We used the gt package to make a high-quality table. One benefit of using this package is that we were able to use the gt_plt_sparkline() function from the gtExtras package to easily add a sparkline to our table. gtExtras does way more than this, though. This package has a set of “theme” functions to allow you to make your tables look like those made by FiveThirtyEight, the New York Times, the Guardian, and other news outlets. I’ve removed the formatting we created and instead used the gt_theme_538() function to make our tables look like they came from that organization.

gdp %>% 
  group_by(Country) %>% 
  mutate(Trend = list(c(`1952`, `1972`, `1992`))) %>% 
  ungroup() %>% 
  gt() %>% 
  tab_style(style = cell_text(color = "orange",
                              weight = "bold"),
            locations = cells_body(
              columns = `1952`,
              rows = `1952` == max(`1952`)
            )) %>% 
  tab_style(style = cell_text(color = "orange",
                              weight = "bold"),
            locations = cells_body(
              columns = `1972`,
              rows = `1972` == max(`1972`)
            )) %>% 
  tab_style(style = cell_text(color = "orange",
                              weight = "bold"),
            locations = cells_body(
              columns = `1992`,
              rows = `1992` == max(`1992`)
            )) %>% 
  fmt_currency(
    columns = c(`1952`, `1972`, `1992`),
    decimals = 0
  ) %>% 
  gt_plt_sparkline(column = Trend,
                   label = FALSE,
                   palette = c("black", "transparent", "transparent", "transparent", "transparent")) %>% 
  gt_theme_538()

Take a look at tables on the FiveThirtyEight website and you’ll see the similarities to this table.

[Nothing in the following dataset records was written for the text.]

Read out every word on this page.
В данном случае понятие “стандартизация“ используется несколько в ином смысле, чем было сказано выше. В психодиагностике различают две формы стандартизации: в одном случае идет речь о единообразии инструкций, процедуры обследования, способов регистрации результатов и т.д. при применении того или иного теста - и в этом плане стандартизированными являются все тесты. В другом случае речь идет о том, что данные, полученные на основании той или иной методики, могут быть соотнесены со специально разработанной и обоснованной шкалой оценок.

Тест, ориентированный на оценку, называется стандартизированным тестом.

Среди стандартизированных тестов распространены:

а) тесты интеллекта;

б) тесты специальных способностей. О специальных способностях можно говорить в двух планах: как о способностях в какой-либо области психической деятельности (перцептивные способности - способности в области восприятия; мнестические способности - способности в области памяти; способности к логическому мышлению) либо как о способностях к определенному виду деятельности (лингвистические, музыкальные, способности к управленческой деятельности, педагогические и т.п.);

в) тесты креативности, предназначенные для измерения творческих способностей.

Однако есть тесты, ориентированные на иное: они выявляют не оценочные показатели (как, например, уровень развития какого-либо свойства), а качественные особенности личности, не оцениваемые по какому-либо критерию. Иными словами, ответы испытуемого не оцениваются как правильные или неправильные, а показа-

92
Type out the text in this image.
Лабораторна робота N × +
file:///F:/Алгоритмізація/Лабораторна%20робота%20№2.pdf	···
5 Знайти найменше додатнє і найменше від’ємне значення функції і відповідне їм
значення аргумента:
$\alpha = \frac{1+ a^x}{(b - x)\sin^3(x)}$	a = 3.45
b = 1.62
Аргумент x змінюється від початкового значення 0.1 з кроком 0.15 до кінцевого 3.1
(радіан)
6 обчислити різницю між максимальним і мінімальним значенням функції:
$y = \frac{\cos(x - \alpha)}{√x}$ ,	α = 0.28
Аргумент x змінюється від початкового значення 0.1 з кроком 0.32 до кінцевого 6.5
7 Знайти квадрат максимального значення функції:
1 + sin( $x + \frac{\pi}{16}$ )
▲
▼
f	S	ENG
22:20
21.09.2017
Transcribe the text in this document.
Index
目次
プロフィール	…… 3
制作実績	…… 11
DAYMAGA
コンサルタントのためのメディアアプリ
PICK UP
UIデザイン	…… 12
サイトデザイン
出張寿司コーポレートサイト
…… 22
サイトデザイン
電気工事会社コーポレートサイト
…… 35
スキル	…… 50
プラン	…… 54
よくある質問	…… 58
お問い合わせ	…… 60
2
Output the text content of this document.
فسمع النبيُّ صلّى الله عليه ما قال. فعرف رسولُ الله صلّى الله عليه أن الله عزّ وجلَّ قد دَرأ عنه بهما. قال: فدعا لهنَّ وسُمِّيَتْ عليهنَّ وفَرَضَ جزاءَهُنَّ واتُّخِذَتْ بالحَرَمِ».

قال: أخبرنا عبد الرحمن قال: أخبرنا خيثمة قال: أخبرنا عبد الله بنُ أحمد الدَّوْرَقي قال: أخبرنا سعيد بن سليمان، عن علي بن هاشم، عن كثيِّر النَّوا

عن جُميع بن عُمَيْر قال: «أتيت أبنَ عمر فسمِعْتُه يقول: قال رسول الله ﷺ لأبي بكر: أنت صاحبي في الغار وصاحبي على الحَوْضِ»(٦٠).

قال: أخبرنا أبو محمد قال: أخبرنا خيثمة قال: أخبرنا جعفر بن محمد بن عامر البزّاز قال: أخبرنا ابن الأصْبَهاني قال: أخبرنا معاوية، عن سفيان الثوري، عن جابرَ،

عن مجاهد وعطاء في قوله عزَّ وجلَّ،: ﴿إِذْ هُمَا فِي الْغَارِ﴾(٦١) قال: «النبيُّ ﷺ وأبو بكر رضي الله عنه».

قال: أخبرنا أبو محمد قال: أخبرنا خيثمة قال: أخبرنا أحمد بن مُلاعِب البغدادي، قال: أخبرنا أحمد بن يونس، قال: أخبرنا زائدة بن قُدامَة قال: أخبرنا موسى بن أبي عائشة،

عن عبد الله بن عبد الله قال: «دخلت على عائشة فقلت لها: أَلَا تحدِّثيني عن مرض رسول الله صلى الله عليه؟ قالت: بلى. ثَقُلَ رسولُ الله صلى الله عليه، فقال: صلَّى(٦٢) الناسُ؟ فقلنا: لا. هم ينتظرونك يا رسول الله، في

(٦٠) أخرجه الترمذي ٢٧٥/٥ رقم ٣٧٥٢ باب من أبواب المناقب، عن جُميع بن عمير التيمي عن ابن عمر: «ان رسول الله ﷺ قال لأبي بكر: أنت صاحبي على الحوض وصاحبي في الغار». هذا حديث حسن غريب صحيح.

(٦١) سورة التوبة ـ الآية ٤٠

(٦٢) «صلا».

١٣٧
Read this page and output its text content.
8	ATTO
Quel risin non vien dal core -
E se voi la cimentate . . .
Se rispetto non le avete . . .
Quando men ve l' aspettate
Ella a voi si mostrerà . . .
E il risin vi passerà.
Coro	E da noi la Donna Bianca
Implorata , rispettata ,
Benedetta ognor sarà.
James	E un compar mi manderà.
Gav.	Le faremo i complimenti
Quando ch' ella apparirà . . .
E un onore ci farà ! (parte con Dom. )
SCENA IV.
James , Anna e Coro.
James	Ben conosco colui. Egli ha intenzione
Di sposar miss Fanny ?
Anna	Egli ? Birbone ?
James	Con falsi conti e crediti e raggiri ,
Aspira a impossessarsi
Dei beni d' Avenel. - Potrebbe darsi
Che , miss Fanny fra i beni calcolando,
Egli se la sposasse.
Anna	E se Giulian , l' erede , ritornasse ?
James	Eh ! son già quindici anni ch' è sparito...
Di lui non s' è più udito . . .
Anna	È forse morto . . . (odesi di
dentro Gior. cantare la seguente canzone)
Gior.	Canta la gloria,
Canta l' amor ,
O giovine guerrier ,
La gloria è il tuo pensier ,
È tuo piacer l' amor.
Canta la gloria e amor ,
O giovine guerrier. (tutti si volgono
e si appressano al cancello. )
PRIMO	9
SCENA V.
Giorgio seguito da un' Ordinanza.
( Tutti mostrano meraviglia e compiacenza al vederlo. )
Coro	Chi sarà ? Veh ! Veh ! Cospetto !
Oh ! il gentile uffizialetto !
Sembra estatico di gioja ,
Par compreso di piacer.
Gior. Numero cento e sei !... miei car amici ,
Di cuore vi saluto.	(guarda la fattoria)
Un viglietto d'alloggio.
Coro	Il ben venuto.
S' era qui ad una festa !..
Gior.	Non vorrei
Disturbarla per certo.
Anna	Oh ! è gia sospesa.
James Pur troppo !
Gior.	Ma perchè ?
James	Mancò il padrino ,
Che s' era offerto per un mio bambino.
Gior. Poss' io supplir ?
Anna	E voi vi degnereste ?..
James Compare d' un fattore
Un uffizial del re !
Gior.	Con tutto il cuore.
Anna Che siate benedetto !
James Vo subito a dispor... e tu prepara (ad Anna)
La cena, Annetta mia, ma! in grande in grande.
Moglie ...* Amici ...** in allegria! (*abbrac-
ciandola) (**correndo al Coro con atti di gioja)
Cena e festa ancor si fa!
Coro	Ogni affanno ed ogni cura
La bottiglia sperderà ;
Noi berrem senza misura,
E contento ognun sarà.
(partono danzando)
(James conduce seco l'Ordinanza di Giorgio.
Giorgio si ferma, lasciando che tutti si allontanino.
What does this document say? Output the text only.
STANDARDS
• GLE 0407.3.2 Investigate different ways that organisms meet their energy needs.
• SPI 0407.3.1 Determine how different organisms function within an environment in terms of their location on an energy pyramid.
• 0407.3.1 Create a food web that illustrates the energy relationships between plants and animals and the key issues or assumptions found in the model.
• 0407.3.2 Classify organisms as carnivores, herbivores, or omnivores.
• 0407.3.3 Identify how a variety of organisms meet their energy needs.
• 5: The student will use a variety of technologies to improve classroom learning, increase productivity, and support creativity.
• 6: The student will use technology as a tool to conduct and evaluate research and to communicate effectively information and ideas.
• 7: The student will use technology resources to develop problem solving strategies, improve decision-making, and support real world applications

Table redone in FiveThirtyEight style

Figure 5.12: Table redone in FiveThirtyEight style

Add-on packages like gtExtras are common in the table-making landscape. If you are working with the reactable package to make interactive tables, for example, you can also use the reactablefmtr to add interactive sparklines, themes, and more. The functionality that you get from these packages is enough to never make you go back to making tables in Word!

No matter which package you use to make tables, it’s essential to treat them as worthy of as much thought as data visualization (because, let me remind you, tables are data visualization). Good tables are well designed; they are not data dumps. And fortunately for us, R is well-suited to making well designed tables. The gt package, as we’ve repeatedly seen, has good defaults built in. Oftentimes, you don’t need to change much to end up with high-quality tables.

And it’s not just that we have good packages to make tables. R is a great tool for making tables because it’s the tool you’re already using to create your reports (especially if you’re using R Markdown, a tool we discuss in 6). What better than using just a few lines of code to make publication-ready tables?